Speaking to the Gazette by phone Friday, airport director Geoffrey Freeman said though the plan would expand the park, it largely involves clarifying the mapping of the airport property.

In 1998, the MVC designated 64 acres to the park, portioned into 49 lots. Currently, only 49.8 acres and 38 lots are in use, Mr. Freement said, due to restrictions from the Federal Aviation Administration, which dictates airport land release.

The proposed expansion would designate additional airport land — on the West Tisbury side of the business park and along the fence line of the airport itself — for business park use.

The expansion would increase the park at 62 acres and 40 lots, still within the limits approved by the MVC through the DRI (development of regional impact) process,  Mr. Freeman said.

“We’re going to the Martha’s Vineyard Commission to revisit the original documents,” said Mr. Freeman. “It’s not a true expansion it’s just a clarification of areas of land to be used.”
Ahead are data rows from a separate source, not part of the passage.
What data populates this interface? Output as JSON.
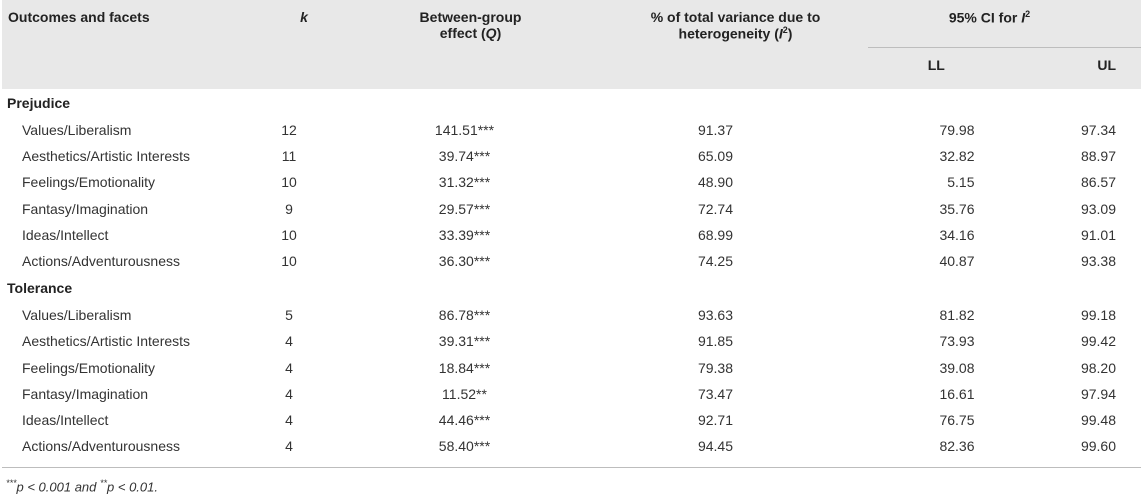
{
  "headers": {
    "outcomes": "Outcomes and facets",
    "k": "k",
    "q_line1": "Between-group",
    "q_line2_pre": "effect (",
    "q_line2_it": "Q",
    "q_line2_post": ")",
    "i_line1": "% of total variance due to",
    "i_line2_pre": "heterogeneity (",
    "i_line2_it": "I",
    "i_line2_sup": "2",
    "i_line2_post": ")",
    "ci_pre": "95% CI for ",
    "ci_it": "I",
    "ci_sup": "2",
    "ll": "LL",
    "ul": "UL"
  },
  "groups": [
    {
      "title": "Prejudice",
      "rows": [
        {
          "facet": "Values/Liberalism",
          "k": "12",
          "q": "141.51***",
          "i2": "91.37",
          "ll": "79.98",
          "ul": "97.34"
        },
        {
          "facet": "Aesthetics/Artistic Interests",
          "k": "11",
          "q": "39.74***",
          "i2": "65.09",
          "ll": "32.82",
          "ul": "88.97"
        },
        {
          "facet": "Feelings/Emotionality",
          "k": "10",
          "q": "31.32***",
          "i2": "48.90",
          "ll": "5.15",
          "ul": "86.57"
        },
        {
          "facet": "Fantasy/Imagination",
          "k": "9",
          "q": "29.57***",
          "i2": "72.74",
          "ll": "35.76",
          "ul": "93.09"
        },
        {
          "facet": "Ideas/Intellect",
          "k": "10",
          "q": "33.39***",
          "i2": "68.99",
          "ll": "34.16",
          "ul": "91.01"
        },
        {
          "facet": "Actions/Adventurousness",
          "k": "10",
          "q": "36.30***",
          "i2": "74.25",
          "ll": "40.87",
          "ul": "93.38"
        }
      ]
    },
    {
      "title": "Tolerance",
      "rows": [
        {
          "facet": "Values/Liberalism",
          "k": "5",
          "q": "86.78***",
          "i2": "93.63",
          "ll": "81.82",
          "ul": "99.18"
        },
        {
          "facet": "Aesthetics/Artistic Interests",
          "k": "4",
          "q": "39.31***",
          "i2": "91.85",
          "ll": "73.93",
          "ul": "99.42"
        },
        {
          "facet": "Feelings/Emotionality",
          "k": "4",
          "q": "18.84***",
          "i2": "79.38",
          "ll": "39.08",
          "ul": "98.20"
        },
        {
          "facet": "Fantasy/Imagination",
          "k": "4",
          "q": "11.52**",
          "i2": "73.47",
          "ll": "16.61",
          "ul": "97.94"
        },
        {
          "facet": "Ideas/Intellect",
          "k": "4",
          "q": "44.46***",
          "i2": "92.71",
          "ll": "76.75",
          "ul": "99.48"
        },
        {
          "facet": "Actions/Adventurousness",
          "k": "4",
          "q": "58.40***",
          "i2": "94.45",
          "ll": "82.36",
          "ul": "99.60"
        }
      ]
    }
  ],
  "footnote": {
    "p1_stars": "***",
    "p1_text": "p < 0.001 and ",
    "p2_stars": "**",
    "p2_text": "p < 0.01."
  }
}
The plan has already gone through a lengthy vetting process with the FAA, including extensive environmental review, and has been approved by the agency for non-aeronautical use, he said.

If green-lighted by MVC, the airport commission will solicit new tenants for the additional lots through a request for proposals (RFP). “We do have a very long list of interested parties that want to move to the airport business park,” said Mr. Freeman.

Setting their sights on next steps, the commission voted 7-0 to move the process along, eyeing completion by the end of the year.

In other business, Mr. Freeman reviewed year-end reports for air traffic at the airport, which have declined significantly over last year.

According to Mr. Freeman, air traffic to the Vineyard was down 21 per cent in 2020 from the previous year, with a notable decline in traffic towards the end of the year. After a temporary uptick in October and November, Mr. Freeman reported that traffic in December was 14 per cent lower in 2020 than in 2019.

In-plane passengers also declined in 2020, he said, citing a 69 per cent decrease in the number of commercial passengers flying this year, with a particularly striking decrease of 53 per cent from this December to last.

“For calendar year 2019, we carried 50,351 passengers. For calendar year 2020, we carried 15,000,” Mr. Freeman told the commission.

According to Mr. Freeman, the decline echoes trends across the country and will likely continue into the foreseeable future.

“I was just reading a news article today that says airports are going to see approximately a $17 billion loss between now and mid ’22 with just an overall decline in aviation traffic,” he said.

Also Thursday, the commission voted to approve increases to aircraft ramp fees, raising the price of parking for planes stationed in the airfield. The adjustment is the final piece of a multi-year review of the airport’s rates and charges, airport business manager Joan Shemit told the commission.

Additional adjustments to pricing for single-engine aircrafts were also among the proposed changes, shifting the fee structure to align more closely with how the airport charges its multi-engine aircrafts, she also said.

In the meeting, Ms. Shemit said the changes were drawn from detailed research about ramp fees at neighboring regional airports.